JACKSON & BENTON, MO (KFVS) - The weather may have kept you out of your yard this past weekend, but local seed shop owners say they're busier than ever.
Local nurseries and orchard owners say the economy is driving more people to plant their own gardens.
They say a lot of first time gardeners have come in hoping that by going green they'll save some green.
That's means growing sales for local orchards and more green thumbs in the Heartland.
"This seems to be the year of the garden," said David Diebold with Diebold Orchards in Benton, Missouri. "I don't know if the Chinese have that, but it seems like the year of the garden this year."
Diebold so many people are buying seed this year, he can hardly keep up.
"We've sold out what is our normal supply and we've had to reorder on a number of variety of seeds," he said. "We've done more reordering this year than we ever have already."
It's the same thing at Pioneer Market in Jackson.
"A lot of people have told me that a flower bed they normally would have planted, they're putting vegetables in this year instead," said Sarah Cook, company president at Pioneer Market.
"Everything from the economy to going green to saving money," said Diebold.
Gardening is something many people in the Heartland have done all their lives.
Like 84-year-old Rose Smith of Jackson, who came to Pioneer Martket looking for tomato plants.
"It's work, but I enjoy it," Smith said.
A lot of first timers are getting their hands dirty too.
"A lot young people who normally wouldn't set out a vegetable garden, young families," said Cook.
Whether or not a green thumb means saving some green, some just do it because they like it.
"You can buy vegetables and stuff from the cans at the discount stores just about as cheap as..well, cheaper than you can raise and put them up and save. We just like to do it," said Frank King of East Prairie. He's 70 year old and has been putting a garden out all his life.
Growers say nothing can replace the pride of growing your own food and knowing where it came from.

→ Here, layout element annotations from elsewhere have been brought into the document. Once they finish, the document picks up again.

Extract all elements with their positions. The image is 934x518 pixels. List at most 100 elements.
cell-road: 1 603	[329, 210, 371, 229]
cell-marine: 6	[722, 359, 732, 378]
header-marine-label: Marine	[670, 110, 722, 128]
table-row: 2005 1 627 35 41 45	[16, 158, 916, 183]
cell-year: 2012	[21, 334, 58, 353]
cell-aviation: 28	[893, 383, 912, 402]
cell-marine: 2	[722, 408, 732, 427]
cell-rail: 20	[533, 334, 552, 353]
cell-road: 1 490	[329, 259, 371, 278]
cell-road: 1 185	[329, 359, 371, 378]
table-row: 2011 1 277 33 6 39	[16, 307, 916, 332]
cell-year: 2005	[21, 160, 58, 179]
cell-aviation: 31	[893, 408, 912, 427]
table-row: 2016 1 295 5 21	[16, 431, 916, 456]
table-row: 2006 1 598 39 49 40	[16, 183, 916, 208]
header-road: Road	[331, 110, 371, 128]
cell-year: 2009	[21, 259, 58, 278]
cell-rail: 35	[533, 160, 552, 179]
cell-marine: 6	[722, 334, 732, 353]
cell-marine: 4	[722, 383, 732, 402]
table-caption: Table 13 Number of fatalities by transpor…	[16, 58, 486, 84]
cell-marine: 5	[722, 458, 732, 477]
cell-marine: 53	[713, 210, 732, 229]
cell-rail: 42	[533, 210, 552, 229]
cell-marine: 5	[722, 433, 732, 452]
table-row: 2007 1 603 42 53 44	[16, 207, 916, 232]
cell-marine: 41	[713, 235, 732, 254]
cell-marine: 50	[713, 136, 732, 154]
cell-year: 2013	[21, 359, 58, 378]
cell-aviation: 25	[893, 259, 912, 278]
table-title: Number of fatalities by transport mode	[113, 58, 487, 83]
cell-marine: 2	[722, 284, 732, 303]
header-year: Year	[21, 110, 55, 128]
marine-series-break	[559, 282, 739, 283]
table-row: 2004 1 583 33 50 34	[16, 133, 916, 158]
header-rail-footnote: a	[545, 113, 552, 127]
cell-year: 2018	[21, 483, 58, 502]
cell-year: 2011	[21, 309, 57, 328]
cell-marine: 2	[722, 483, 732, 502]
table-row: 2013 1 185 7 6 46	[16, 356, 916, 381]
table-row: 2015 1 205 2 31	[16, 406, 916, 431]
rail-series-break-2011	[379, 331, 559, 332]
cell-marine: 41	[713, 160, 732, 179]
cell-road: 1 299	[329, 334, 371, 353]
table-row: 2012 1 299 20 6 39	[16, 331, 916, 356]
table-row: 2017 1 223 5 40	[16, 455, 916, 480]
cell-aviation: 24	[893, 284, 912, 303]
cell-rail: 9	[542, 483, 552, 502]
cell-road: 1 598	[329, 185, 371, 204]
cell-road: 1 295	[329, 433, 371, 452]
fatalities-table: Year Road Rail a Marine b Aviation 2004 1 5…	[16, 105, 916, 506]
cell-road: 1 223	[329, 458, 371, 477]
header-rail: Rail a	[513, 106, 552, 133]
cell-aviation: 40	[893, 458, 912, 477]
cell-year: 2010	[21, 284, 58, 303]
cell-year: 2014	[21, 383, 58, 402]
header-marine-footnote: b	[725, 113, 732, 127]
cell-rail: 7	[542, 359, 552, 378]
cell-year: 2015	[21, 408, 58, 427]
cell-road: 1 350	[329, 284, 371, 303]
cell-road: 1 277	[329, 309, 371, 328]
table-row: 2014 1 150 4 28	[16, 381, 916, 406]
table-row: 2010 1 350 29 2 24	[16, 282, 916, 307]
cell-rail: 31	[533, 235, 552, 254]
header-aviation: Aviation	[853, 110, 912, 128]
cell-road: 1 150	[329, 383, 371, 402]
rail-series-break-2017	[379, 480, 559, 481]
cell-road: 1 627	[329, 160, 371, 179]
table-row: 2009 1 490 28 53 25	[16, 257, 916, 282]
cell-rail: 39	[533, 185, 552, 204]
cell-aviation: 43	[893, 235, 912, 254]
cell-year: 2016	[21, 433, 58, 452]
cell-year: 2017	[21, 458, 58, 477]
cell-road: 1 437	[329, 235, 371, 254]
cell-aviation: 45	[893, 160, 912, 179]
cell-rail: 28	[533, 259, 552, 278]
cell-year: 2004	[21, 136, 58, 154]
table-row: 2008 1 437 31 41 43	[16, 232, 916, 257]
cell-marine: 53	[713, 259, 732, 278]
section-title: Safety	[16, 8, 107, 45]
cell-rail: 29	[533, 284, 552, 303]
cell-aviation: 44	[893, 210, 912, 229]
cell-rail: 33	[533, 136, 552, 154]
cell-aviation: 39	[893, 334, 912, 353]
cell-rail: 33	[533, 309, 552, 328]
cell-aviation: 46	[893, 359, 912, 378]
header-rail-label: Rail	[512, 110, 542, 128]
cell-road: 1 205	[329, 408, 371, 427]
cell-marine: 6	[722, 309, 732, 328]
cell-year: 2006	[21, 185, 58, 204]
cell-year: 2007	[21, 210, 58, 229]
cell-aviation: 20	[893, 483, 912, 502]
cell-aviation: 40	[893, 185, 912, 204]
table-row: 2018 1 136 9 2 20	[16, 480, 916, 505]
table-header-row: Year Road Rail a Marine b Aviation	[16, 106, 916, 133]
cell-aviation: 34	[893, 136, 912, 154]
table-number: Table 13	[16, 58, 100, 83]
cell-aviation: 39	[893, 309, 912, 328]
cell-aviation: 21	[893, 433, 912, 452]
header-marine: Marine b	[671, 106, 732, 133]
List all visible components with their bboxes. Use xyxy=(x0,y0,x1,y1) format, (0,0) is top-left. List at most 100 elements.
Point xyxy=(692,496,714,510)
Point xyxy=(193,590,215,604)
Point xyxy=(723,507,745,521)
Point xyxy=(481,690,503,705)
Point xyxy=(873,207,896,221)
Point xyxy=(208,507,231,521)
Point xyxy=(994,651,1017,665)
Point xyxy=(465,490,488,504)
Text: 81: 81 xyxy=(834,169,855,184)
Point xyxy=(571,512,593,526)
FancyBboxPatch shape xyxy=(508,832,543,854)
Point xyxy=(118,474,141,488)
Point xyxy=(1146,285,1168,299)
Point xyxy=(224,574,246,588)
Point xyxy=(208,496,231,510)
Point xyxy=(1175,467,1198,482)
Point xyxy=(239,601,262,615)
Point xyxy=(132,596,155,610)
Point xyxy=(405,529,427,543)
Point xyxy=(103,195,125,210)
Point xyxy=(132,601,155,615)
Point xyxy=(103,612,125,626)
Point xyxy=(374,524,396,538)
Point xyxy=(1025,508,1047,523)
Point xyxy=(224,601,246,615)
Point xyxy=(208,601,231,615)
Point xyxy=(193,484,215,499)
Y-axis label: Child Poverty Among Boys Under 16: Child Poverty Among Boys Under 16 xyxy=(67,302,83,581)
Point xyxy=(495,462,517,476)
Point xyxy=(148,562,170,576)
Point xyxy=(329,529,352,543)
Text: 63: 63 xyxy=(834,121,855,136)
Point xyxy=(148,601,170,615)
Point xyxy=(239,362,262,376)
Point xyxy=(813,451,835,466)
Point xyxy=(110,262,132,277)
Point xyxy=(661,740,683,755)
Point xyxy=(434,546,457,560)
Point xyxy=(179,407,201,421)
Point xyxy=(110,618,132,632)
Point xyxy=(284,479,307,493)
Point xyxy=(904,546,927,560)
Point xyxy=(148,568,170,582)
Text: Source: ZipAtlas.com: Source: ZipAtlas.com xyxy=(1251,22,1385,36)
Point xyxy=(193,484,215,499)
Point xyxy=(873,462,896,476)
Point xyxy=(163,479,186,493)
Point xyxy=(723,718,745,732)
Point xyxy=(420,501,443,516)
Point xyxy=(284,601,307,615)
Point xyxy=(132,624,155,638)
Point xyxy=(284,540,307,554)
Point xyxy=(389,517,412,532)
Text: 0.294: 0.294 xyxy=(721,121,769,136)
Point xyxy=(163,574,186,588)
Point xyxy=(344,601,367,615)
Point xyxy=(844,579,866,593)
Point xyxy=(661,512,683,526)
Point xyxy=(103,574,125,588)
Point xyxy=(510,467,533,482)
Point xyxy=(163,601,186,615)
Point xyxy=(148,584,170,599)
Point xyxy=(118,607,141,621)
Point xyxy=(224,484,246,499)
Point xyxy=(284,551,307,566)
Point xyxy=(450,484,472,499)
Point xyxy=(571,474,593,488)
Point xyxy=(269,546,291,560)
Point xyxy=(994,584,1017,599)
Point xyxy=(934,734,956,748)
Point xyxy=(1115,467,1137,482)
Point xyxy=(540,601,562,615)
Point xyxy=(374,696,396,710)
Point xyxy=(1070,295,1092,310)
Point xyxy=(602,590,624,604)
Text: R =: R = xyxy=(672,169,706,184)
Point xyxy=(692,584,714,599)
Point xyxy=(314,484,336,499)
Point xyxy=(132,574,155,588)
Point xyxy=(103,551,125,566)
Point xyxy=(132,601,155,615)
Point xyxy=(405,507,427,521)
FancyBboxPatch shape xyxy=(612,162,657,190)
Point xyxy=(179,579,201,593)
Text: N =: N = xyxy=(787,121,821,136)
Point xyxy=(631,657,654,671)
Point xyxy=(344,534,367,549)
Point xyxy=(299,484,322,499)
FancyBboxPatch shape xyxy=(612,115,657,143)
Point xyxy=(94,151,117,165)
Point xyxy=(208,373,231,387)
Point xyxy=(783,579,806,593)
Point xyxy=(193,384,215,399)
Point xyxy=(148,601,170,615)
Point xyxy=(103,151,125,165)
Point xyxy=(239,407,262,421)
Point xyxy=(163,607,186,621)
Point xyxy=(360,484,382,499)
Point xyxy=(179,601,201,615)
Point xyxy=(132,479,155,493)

"You take that tiny seed and you get something from it and get 100 fold or 1000 fold from the production that you've planted and that's one of the rewards of it is to see it grow and have that personal satisfaction of it doing something like that," Diebold said.
Cook says a couple of the big sellers at Pioneer Market is bush beans and tomato plants. Their flowers sales have been strong this year too.